Coley seems to think that Yost’s people are nearly finished. Yost did not provide us with that same sentiment.

“These things are like a ball of string and you pull it, and you really kinda gotta keep pulling until you get to the end of the ball of string, and you can’t predict how long that’s gonna be,” Yost said.

Much of the success in identifying all of the problems and subsequently fixing them will depend on how willing the Department of Commerce is to play ball, in terms of granting access to the auditors and investigators.

More and easier access would certainly speed things up and could help keep the program on track for that September deadline. But by how much is unknown since little is known about how cooperative the Department of Commerce has been so far?

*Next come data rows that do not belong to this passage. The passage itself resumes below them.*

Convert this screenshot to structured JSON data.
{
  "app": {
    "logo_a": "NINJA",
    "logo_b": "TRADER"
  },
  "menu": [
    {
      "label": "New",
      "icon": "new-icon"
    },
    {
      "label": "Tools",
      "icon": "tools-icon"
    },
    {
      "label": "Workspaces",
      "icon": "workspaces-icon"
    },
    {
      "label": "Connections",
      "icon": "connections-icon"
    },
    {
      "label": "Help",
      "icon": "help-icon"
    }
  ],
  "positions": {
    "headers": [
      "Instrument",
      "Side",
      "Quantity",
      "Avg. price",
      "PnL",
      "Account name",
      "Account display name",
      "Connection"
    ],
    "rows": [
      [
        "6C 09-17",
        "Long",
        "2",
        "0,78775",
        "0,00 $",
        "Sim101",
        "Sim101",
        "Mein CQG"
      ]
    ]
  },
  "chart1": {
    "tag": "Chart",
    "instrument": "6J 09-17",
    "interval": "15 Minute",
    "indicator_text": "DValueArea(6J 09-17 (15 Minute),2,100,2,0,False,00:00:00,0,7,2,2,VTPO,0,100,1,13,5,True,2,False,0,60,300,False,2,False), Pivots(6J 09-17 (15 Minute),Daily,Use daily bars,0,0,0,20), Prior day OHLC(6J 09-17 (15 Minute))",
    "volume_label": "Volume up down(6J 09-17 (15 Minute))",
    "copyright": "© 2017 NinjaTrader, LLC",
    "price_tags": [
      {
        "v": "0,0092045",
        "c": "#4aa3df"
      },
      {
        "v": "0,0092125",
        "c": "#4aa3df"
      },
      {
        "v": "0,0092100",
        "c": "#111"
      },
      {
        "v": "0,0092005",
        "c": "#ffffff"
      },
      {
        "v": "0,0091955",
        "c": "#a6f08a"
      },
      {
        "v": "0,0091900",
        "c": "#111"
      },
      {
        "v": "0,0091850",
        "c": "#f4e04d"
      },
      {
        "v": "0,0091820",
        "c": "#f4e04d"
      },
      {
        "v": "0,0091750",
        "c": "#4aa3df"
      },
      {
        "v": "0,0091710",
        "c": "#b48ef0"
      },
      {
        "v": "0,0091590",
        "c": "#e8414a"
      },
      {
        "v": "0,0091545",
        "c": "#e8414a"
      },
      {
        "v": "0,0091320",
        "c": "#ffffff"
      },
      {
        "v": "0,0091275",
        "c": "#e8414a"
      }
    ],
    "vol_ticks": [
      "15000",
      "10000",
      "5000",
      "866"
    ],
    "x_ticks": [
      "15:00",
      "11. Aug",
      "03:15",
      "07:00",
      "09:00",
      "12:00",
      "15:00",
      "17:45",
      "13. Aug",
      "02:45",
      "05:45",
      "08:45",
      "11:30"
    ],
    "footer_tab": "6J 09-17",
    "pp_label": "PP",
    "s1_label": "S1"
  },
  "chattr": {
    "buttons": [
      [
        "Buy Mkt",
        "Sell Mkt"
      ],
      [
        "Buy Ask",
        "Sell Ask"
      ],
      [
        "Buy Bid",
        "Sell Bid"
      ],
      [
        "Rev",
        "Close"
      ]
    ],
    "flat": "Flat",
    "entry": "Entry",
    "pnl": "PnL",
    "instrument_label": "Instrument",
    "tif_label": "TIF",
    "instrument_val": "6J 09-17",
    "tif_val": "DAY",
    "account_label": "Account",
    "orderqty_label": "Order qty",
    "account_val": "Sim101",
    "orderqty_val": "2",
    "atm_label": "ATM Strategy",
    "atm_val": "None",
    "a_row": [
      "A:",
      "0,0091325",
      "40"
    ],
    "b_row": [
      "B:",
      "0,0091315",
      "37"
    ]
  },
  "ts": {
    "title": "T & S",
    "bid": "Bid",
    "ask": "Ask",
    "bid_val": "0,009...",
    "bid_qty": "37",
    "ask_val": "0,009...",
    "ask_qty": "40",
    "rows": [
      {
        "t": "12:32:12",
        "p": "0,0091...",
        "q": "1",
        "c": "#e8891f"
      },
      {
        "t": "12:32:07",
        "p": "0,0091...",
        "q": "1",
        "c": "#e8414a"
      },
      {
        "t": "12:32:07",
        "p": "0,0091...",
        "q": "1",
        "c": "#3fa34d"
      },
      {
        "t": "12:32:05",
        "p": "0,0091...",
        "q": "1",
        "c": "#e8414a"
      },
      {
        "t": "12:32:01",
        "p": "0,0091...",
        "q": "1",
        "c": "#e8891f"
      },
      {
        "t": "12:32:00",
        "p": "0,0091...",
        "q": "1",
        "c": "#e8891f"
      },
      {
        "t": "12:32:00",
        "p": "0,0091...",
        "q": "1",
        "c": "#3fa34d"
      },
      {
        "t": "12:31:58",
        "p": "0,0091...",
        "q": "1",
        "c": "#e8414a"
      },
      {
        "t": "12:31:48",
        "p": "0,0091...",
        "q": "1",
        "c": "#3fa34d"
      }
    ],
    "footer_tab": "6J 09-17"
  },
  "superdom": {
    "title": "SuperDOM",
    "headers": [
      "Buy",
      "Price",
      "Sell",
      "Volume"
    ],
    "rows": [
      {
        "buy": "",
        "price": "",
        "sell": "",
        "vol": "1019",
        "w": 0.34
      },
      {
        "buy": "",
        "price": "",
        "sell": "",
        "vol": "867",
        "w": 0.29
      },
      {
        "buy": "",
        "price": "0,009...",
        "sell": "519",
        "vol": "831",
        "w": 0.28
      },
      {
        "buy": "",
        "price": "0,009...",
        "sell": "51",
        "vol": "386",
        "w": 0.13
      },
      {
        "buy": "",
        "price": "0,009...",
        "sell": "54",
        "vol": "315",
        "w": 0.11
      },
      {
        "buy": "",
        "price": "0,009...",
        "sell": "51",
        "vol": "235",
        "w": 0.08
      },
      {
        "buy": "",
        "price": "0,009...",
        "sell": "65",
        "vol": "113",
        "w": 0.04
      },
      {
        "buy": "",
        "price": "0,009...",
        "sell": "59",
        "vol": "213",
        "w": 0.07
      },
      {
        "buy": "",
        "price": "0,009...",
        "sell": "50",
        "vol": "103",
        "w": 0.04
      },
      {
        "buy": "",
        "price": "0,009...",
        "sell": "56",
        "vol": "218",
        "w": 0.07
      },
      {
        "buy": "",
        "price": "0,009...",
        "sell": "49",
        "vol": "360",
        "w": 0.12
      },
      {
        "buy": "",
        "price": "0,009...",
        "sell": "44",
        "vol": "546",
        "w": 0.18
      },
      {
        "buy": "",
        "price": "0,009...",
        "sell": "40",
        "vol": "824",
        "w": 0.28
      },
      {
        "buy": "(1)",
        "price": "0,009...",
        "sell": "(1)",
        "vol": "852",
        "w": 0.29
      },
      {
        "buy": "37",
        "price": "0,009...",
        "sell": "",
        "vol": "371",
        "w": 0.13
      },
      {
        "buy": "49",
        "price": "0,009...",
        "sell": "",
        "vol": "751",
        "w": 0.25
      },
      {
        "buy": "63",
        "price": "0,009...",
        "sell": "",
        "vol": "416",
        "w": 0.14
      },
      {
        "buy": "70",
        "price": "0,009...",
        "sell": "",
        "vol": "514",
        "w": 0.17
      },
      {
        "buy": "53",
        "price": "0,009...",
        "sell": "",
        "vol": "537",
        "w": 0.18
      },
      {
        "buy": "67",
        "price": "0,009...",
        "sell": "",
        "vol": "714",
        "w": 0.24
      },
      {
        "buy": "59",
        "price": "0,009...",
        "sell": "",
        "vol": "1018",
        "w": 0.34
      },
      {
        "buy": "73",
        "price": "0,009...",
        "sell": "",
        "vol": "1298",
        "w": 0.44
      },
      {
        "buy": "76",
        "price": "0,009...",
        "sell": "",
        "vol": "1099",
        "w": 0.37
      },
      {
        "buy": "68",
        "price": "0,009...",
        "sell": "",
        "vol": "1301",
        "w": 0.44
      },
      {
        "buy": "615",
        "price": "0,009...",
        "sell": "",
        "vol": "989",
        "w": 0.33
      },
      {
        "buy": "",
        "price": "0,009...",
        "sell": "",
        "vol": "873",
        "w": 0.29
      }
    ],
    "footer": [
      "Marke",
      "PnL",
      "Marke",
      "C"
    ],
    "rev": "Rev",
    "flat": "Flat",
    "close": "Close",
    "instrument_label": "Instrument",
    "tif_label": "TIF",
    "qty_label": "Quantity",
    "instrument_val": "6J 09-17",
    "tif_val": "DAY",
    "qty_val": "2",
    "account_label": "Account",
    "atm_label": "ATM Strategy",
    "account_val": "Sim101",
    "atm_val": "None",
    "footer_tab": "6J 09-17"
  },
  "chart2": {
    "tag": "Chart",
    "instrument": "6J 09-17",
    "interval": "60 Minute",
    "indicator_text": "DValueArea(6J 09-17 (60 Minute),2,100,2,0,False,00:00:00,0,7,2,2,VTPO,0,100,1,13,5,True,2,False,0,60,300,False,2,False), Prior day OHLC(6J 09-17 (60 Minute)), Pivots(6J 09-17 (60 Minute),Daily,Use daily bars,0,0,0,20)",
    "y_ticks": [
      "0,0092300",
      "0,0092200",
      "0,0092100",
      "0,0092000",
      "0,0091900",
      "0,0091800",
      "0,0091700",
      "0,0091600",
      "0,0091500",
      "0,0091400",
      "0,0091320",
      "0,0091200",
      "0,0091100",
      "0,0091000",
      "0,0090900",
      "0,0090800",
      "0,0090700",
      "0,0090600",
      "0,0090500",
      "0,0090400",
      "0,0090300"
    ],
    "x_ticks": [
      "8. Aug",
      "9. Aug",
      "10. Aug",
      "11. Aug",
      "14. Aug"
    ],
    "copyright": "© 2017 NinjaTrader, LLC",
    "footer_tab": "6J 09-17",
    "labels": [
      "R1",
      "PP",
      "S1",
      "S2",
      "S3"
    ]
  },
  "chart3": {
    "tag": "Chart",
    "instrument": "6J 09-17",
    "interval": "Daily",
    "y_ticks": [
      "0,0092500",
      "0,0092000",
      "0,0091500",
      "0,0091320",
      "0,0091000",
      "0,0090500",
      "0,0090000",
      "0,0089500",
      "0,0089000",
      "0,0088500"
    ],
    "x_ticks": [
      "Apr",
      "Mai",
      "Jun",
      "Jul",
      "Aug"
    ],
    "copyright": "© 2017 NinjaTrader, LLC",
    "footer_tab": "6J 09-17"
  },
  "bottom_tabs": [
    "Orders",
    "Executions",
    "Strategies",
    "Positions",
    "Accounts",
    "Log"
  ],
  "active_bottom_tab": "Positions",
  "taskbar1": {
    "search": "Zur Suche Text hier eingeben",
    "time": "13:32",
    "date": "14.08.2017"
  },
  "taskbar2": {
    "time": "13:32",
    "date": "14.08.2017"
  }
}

Governor Kasich has been quiet about this whole mess and Williams reports directly to him. Assistance from the governor in ensuring the auditor’s work can be done swiftly and efficiently could also potentially speed things up, and, again, that is if it isn’t already being done — something we could not confirm.

Ultimately, Coley brought up a good point during the news conference where he announced his legislative fix to this problem.

“As human beings, we’re wonderfully flawed individuals and we’re gonna make mistakes,” he said. “The question of someone’s character is what are you going to do when you find out about it.”

Voters who need medicinal marijuana and those that don’t are looking to all of those mentioned above for the answer to that question.